Ed Miliband Plays a 'Peaky Blinder' in Battle with Big Energy
Nobody who watched Ed Miliband's conference speech was left in any doubt that this was his defining moment, the speech in which he nailed his colours so firmly to the mast that no hurricane-force winds could tear them off.
Like the working class anti-hero Thomas Shelby in the BBC2 post-WW1 gangster drama Peaky Blinders the boy from Hampstead suddenly pulled off his iconic cloth cap, its brim studded with sharpened blades of leftist populism, and started slashing away at the smug Mr Bigs of Big Energy. His (Labour party) gang in the spit-and-sawdust pub, aka the bland Brighton conference centre, cheered on their dashing, slashing hero; his enemies looked on in wide-eyed horror.
As with the Cillian Murphy character in the drama taking on the racetrack king, Billy Kimber, the Labour leader is thinking several moves ahead. He knew that hurricane would hit and he knew it would be blowing from all the usual sources, the right-wing media, big business, the energy companies and the Tories and their allies.
He also knew they would claim his true colours had been revealed as crimson red and that he was heralding in an old-style, socialist Labour party committed to state control.
So when he awoke to headlines screaming: "Back to the Bad Old Days", "Ed's Insane Energy Policy" and "Red Ed Power Cut Fear" he was ready for them and came out fighting. But this was not just what he was expecting - it is what he wanted.
Make no mistake, Ed Miliband - "Red Ed" as he has now accepted will be his moniker for ever more - is looking for a fight.
Profits rise
Ever since his 2010 leadership victory he has been signalling his belief that voters were ready for a redefinition of where the centre of British politics lies - and it is to the left of where all post-Thatcher governments have put it. This speech was the culmination of that project.
As he repeated over and again in his speech, he is fighting for the ordinary, hard-pressed "squeezed middle", the vast majority of people who have felt the full force of the economic crisis and who despair that any government has the courage to take on the institutions that landed them in the mess and yet appear to be carrying on regardless.
Those people have seen their energy bills soaring over recent years, yet never seem to see significant reductions when costs fall.
Gas bills have risen by 41% and electricity bills 20% since 2007, according to the Office for National Statistics. Meanwhile the biggest six energy companies - EDF, E.On, NPower, British Gas, Scottish Power and SSE - have seen their profits rise from £2.15bn in 2009 to £3.74bn in 2012.

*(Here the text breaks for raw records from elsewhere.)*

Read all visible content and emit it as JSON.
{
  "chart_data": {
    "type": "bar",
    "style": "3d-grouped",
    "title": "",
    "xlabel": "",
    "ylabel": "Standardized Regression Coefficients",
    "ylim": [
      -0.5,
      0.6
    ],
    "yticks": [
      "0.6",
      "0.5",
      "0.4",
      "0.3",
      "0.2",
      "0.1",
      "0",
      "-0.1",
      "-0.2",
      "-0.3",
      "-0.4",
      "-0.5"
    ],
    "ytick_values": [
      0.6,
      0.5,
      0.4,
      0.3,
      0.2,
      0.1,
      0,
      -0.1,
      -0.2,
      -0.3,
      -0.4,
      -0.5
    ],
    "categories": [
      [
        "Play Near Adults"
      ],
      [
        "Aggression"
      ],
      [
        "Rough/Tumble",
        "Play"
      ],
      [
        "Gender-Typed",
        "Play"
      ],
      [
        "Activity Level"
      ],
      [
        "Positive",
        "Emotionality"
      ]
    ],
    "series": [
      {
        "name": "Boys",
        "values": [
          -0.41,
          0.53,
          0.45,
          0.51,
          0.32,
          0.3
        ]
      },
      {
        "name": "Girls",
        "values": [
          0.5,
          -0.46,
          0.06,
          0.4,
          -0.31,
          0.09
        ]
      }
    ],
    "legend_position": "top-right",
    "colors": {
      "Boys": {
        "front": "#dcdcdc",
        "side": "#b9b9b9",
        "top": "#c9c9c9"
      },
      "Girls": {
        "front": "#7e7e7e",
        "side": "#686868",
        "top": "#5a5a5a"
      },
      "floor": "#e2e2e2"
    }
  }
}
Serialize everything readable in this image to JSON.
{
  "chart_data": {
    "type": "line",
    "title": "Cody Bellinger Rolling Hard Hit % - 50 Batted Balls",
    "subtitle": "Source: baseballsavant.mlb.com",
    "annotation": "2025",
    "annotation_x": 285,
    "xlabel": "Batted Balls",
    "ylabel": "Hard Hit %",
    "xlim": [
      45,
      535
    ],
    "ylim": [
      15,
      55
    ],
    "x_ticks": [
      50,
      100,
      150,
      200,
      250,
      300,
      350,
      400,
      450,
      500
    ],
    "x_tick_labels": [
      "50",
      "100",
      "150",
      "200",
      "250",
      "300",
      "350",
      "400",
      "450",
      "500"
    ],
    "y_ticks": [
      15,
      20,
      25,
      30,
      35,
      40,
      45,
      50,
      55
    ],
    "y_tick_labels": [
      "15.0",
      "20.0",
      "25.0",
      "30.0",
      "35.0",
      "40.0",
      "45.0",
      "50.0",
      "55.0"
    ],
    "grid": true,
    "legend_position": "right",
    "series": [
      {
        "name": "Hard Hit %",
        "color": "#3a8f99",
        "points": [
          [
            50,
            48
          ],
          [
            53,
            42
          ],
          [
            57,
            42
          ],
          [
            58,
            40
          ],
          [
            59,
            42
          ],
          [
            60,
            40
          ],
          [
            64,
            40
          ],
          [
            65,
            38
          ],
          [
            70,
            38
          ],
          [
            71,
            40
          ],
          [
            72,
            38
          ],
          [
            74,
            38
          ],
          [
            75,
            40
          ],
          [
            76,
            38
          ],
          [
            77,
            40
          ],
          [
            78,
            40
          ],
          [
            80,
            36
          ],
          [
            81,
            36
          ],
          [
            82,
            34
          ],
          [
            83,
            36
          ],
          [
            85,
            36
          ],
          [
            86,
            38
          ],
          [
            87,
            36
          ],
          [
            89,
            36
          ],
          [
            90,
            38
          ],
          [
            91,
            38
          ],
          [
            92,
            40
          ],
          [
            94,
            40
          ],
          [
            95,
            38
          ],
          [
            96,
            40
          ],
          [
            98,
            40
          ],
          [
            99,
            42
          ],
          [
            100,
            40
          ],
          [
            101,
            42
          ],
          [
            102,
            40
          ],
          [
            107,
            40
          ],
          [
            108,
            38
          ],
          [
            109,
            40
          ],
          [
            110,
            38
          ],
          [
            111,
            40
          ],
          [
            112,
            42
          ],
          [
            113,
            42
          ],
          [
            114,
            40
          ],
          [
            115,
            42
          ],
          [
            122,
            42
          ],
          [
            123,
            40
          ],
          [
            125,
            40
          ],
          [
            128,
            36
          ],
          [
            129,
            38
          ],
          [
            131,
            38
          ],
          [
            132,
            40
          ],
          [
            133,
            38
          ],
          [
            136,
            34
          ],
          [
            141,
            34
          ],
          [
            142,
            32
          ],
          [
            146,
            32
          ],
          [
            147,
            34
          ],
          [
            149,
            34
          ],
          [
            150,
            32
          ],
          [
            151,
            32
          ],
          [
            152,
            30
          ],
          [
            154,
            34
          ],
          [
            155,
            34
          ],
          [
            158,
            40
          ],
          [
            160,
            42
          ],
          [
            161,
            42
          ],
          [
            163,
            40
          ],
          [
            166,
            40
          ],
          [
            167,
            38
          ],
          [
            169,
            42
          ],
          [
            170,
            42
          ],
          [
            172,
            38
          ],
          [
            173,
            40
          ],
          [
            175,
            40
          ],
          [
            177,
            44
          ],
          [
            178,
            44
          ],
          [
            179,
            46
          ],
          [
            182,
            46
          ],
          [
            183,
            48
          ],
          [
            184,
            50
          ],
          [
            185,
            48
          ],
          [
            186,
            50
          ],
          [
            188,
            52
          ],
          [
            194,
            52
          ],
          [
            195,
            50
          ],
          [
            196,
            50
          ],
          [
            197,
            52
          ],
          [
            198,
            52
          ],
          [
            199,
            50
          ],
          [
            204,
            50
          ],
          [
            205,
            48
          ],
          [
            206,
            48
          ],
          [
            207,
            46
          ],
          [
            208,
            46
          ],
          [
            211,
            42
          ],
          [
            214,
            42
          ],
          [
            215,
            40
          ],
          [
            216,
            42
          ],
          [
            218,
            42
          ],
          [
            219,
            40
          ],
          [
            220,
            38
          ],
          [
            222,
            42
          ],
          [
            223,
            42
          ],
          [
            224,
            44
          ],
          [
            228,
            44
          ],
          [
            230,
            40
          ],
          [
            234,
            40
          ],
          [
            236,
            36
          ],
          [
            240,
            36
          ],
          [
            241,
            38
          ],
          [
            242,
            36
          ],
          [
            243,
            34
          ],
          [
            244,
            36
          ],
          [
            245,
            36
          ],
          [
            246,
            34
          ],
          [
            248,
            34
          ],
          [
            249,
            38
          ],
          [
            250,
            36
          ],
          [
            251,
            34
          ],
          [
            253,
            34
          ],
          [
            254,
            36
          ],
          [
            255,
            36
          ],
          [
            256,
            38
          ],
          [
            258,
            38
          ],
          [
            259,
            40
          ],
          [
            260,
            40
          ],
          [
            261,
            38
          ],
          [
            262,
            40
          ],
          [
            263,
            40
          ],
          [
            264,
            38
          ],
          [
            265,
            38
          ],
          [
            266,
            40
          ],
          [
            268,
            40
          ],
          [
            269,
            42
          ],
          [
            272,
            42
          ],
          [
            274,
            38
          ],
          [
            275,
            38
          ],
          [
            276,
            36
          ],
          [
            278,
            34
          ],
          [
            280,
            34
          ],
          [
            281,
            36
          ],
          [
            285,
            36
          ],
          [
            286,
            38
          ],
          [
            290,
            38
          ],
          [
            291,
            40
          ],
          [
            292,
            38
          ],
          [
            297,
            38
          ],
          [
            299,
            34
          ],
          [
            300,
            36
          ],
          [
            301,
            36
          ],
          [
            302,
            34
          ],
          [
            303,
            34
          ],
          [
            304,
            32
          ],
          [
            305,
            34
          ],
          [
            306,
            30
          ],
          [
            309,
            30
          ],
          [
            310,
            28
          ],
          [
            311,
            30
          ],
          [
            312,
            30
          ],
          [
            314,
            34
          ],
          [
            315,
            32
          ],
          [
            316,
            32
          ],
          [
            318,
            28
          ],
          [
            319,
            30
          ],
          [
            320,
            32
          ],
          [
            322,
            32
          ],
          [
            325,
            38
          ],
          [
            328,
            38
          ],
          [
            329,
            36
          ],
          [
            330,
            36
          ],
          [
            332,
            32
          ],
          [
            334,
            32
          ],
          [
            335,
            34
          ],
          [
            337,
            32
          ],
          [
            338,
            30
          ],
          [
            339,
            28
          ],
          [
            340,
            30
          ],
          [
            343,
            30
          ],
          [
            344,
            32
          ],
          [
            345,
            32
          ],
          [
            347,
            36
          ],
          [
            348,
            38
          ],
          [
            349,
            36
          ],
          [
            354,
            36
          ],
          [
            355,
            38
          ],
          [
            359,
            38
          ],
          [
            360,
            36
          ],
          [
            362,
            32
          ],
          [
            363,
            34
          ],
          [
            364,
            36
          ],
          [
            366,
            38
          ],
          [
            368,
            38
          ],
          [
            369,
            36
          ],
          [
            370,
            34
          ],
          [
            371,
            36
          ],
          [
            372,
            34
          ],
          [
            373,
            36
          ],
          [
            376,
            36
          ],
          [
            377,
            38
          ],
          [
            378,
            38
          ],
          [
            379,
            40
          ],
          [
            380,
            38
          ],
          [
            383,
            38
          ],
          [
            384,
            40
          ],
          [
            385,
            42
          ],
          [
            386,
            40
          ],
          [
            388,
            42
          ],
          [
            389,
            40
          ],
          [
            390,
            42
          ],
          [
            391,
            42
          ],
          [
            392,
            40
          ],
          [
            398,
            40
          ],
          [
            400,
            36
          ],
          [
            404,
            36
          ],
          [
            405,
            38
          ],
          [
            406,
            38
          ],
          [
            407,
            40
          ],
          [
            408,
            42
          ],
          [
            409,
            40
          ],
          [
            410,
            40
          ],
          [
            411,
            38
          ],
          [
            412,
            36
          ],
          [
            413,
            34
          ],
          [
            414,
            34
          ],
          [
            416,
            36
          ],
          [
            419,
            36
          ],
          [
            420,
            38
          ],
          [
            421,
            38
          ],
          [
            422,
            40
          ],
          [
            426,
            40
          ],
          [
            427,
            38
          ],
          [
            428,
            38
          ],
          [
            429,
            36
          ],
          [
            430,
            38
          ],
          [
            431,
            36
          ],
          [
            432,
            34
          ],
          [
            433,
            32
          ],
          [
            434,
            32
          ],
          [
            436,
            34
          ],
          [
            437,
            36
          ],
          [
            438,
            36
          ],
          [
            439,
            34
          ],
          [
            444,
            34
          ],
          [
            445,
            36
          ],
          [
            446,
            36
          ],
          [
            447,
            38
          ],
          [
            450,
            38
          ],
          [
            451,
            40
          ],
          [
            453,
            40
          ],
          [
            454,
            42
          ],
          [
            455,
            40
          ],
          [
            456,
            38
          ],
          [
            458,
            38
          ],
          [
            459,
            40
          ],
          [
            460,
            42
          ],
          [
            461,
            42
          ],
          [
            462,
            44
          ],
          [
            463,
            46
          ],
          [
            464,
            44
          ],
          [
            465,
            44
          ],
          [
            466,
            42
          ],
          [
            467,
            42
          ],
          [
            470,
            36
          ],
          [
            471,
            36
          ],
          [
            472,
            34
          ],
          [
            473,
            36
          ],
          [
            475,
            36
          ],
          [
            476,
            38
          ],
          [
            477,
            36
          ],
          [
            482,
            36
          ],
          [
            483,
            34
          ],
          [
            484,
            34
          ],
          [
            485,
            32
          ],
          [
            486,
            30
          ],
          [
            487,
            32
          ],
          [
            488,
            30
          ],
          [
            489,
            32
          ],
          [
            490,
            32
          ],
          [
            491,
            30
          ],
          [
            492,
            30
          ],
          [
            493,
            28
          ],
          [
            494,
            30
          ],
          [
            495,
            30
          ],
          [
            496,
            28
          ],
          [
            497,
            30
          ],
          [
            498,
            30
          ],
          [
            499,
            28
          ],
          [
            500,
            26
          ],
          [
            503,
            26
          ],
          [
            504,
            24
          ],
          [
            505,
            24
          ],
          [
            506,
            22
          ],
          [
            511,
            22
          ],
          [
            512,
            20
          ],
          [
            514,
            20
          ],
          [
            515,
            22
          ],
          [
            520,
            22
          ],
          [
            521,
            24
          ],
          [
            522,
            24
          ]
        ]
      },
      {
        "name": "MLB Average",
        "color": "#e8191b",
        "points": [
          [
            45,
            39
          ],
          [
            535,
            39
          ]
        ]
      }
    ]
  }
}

Miliband's calculation is that voters no longer trust big business to consider their needs above profits or executive bonuses and neither do they believe them when they make threats about going bust or pulling out of the UK.
As he said in a tough-talking letter to the big energy companies: "You and I know that the public have lost faith in this market. There is a crisis of confidence. We face a stark choice. We can work together on the basis of this price freeze to make the market work in the future. Or you can reinforce in the public mind that you are part of the problem not the solution."
It is not just the energy companies. Miliband also has his sights set on developers who refuse to build on vacant land in the belief it will be more profitable to hold back until the market moves. His "use it or lose it" slogan hints at the possibility that he would be willing to take action there as well.
Turn out the lights
His opponents have whipped up a storm clearly designed to scare the life out of voters with suggestions there would be a Mugabe-style land grab and that lights would go out the day Miliband was elected.
The Sun famously warned people against voting for Labour's Neil Kinnock in 1992 with the warning: "Will the last person to leave Britain please turn out the lights".
The message following Miliband's speech is that he would do the job himself and pitch the UK into darkness, in all senses of the word, if he ever crossed the threshold of No 10.
But what has sparked much of this hysteria is the fear on the right that Miliband's attack on the energy companies is not just popular but, as party focus groups suggested, possibly enough to see him winning the next election.
Only a year ago it was Prime Minister David Cameron who recognised the strength of public feeling on this issue and was promising to force energy companies to put all consumers on the lowest possible tariff.
That territory is now firmly Miliband's and the attacks will only become more fierce as the election approaches.
Irrespective of the rights and wrongs of Miliband's new policies, the test for Labour is whether it can hold its nerve under fire. To avoid the nightmarish shellshock that haunts Somme veteran Thomas Selby, Miliband should have his tin hat handy.